IROC Expands His Hip-Hop Empire With Paranormal Thriller Blood Ink

Categories: hip-hop

Hope Nasser
Twenty-five years ago, the Phoenix hip-hop scene was virtually nonexistent. That's when Irin Daniels -- taking the name IROC -- got involved, and since that time, he's become one of the most respected hip-hop entities in Arizona. If you have had any semblance of a hip-hop career in this state, there's a very good chance you've heard of the man. He formerly managed the G.O.O.D. Music-affiliated hit maker Lifted (producer of last year's smash hit "Mercy " by Kanye West) and has released his own critically acclaimed projects, including his album as Roca Dolla, Roca Is a Classic.

Now, IROC plans on applying his golden touch to a new hip-hop-inspired film, Blood Ink. "I think this will be one of the biggest projects to ever come out Arizona, especially one that revolves around the hip-hop community," IROC says.

See also:

-Roca Dolla, Roca Is a Classic

Produced by his own production company, Marmera Films -- which as worked with 2 Chainz, Cory Guns, Los, Lil' Flip, Compton Menace from Black Wall Street, Willy Northpole, Mike Millz, and Juice, and more -- IROC describes the film as a "paranormal Crash."

"The plot of Blood Ink revolves around this tattoo artist who is murdered while giving these cats a tattoo," he says. "It's also simultaneously about other people's lives, and really plays into the idea of six degrees of separation. There are several people and plot lines happening throughout the movie, and over time, all of the stories intersect."

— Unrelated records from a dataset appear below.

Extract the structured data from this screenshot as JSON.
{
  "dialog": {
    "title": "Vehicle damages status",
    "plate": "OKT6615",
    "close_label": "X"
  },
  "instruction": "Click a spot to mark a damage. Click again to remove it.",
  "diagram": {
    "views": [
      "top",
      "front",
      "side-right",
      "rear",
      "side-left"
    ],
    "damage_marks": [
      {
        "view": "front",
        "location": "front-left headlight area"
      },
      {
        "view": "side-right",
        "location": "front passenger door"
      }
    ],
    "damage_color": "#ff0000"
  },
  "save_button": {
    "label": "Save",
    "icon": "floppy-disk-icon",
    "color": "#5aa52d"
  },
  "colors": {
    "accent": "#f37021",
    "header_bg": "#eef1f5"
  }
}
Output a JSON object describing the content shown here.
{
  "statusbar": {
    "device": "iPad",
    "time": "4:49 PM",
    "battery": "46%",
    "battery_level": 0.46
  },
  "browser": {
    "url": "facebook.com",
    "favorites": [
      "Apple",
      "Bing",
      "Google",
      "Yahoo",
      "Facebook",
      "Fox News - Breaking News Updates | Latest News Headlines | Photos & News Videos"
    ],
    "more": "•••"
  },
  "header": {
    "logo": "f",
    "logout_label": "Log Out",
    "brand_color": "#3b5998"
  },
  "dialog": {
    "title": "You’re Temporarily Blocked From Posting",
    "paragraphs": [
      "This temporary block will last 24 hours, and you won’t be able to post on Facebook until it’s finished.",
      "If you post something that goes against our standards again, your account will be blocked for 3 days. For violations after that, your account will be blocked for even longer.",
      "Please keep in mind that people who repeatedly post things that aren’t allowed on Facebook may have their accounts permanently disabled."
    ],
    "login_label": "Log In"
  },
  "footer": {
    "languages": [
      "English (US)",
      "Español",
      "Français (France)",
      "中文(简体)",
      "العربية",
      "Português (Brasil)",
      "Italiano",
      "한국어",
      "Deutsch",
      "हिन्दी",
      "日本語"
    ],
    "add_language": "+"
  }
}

The film crew is massive: IROC estimates more than 500 people in Arizona have worked on it. Blood Ink is nearly complete, and after some limited showings in Arizona, he plans on shopping the film around for distribution. The film represents the culmination of everything he's worked toward with Mamera Films.

"The 'Mar' in Marmera is my son Marquel and the 'Mera' is my daughter Tamera," he says. "I got started in films because I got hired to teach audio, 10 years ago, over at Collins College. I was the only audio instructor teaching ProTools at the time, and I was teaching in the film department. I didn't know anything about film, but it was a learning environment. As time went on, I picked up on the trade of film, and it kind of developed from there."